September 5, 2008
Beached (ix)
Anastasia Island sits between St. Augustine on the mainland and Atlantic Ocean. The Matanzas River lies between them. The beaches of Anastasia are long and wide and with sand bleached white and hard packed making them easily accessible by car. That’s where Amy drove after leaving the downtown.
She reclined the driver’s seat and in the darkness listened to the constant rhythm of the surf. The distance from the city and from street lights let the stars fill the black moonless sky. The surf was a lullaby and she woke only when the first hints of dawn appeared. Just before dawn the last phase before the new moon rose out of the sea, a thin, curved sliver of white light. Its waning would conclude that day, and then a new moon would grow, big and full.

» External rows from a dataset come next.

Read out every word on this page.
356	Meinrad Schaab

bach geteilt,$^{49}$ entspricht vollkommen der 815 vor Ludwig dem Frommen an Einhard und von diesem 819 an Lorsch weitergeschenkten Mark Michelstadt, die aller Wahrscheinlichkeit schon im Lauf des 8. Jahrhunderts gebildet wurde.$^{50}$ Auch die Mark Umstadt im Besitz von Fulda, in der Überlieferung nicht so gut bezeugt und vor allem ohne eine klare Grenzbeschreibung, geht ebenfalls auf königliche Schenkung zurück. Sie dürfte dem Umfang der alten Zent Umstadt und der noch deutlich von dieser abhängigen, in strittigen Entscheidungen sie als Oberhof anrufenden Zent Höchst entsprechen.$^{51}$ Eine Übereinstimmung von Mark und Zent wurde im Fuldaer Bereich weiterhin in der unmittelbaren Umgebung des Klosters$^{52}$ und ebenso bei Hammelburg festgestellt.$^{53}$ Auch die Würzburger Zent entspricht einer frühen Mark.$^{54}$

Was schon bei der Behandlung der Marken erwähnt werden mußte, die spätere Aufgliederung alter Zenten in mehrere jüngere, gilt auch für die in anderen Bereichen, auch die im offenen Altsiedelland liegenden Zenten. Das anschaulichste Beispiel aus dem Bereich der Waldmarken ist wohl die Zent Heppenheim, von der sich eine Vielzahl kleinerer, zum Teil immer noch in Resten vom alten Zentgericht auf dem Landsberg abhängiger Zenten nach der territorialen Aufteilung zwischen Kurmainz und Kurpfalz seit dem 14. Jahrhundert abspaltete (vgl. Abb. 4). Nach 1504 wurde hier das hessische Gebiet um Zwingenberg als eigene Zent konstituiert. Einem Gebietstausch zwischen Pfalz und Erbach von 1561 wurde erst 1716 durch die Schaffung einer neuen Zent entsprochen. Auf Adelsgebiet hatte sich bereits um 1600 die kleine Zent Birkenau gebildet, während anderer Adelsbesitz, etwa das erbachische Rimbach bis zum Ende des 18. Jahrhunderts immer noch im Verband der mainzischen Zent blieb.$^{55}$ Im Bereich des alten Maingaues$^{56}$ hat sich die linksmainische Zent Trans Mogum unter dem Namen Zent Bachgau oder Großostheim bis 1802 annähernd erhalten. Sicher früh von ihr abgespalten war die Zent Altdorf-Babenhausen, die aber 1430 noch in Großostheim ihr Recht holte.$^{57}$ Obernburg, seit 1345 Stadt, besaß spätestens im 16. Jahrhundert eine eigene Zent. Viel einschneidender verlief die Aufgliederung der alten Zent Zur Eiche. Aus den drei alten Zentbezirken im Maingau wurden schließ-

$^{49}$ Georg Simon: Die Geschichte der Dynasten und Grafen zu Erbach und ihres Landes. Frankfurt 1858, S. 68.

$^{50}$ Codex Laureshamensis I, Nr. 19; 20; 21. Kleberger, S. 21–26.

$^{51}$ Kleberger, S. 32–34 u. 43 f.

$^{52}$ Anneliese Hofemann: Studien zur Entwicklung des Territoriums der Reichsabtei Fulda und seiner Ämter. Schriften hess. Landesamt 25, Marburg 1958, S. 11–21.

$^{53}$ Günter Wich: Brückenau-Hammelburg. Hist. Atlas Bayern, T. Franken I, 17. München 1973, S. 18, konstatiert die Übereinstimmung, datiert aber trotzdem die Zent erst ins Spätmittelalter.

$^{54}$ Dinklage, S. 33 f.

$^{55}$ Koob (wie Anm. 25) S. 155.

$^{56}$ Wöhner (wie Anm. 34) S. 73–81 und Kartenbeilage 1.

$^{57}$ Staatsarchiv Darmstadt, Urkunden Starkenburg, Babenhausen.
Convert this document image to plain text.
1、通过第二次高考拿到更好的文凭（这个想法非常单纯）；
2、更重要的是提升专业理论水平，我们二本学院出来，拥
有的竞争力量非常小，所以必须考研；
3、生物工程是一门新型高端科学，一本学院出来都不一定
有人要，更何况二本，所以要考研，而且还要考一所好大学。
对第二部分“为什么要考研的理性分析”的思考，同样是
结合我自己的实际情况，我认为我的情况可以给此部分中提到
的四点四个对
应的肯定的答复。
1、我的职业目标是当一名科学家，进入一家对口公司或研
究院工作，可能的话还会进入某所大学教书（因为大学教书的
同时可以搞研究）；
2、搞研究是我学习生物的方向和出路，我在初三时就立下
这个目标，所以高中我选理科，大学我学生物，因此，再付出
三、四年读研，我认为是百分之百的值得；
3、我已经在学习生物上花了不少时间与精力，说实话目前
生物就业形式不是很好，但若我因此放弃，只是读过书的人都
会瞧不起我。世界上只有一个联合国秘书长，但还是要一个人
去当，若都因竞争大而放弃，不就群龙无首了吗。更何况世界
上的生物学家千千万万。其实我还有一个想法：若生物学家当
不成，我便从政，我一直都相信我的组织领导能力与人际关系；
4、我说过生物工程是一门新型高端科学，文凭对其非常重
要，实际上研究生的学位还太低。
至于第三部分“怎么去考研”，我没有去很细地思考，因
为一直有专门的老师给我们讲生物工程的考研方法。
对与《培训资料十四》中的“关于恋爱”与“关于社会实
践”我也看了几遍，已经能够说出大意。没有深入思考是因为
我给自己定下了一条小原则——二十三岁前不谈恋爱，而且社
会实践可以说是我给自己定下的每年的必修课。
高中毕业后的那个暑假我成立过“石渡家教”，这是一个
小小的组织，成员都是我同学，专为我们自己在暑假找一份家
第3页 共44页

Amy sat up and looked at the horizon, slowing growing lighter. She tried to guess right where the sun would rise, but it was too early and she could see the dim outline of tall clouds on the horizon. She knew she might not see the sun come out of the ocean but rather when it slipped out from behind a bank of clouds.
For a moment she felt right at home at the shore, and simultaneously felt confused and misplaced. The day before she had gone to work expecting to clear her desk for the weekend, and now, 24 hours later, she is awaking from sleeping in her car on the beach.
“How impulsive,” she said out loud. “How so very wonderfully impulsive.”
She opened the car door and dropped one bear foot to the ground. She dug her toes into the thick sand cooled overnight. She got out, rolled up her pants nearly to her knees, and walked to the edge of the water and into the water. It was cold and she thought it felt very clean.
The sky grew brighter and the last of the stars evaporated. She liked standing there on the edge of the divisions of earth and sea and sky. She was truly in all three and wholly in none. She knew it was the right place to be, the right place right then.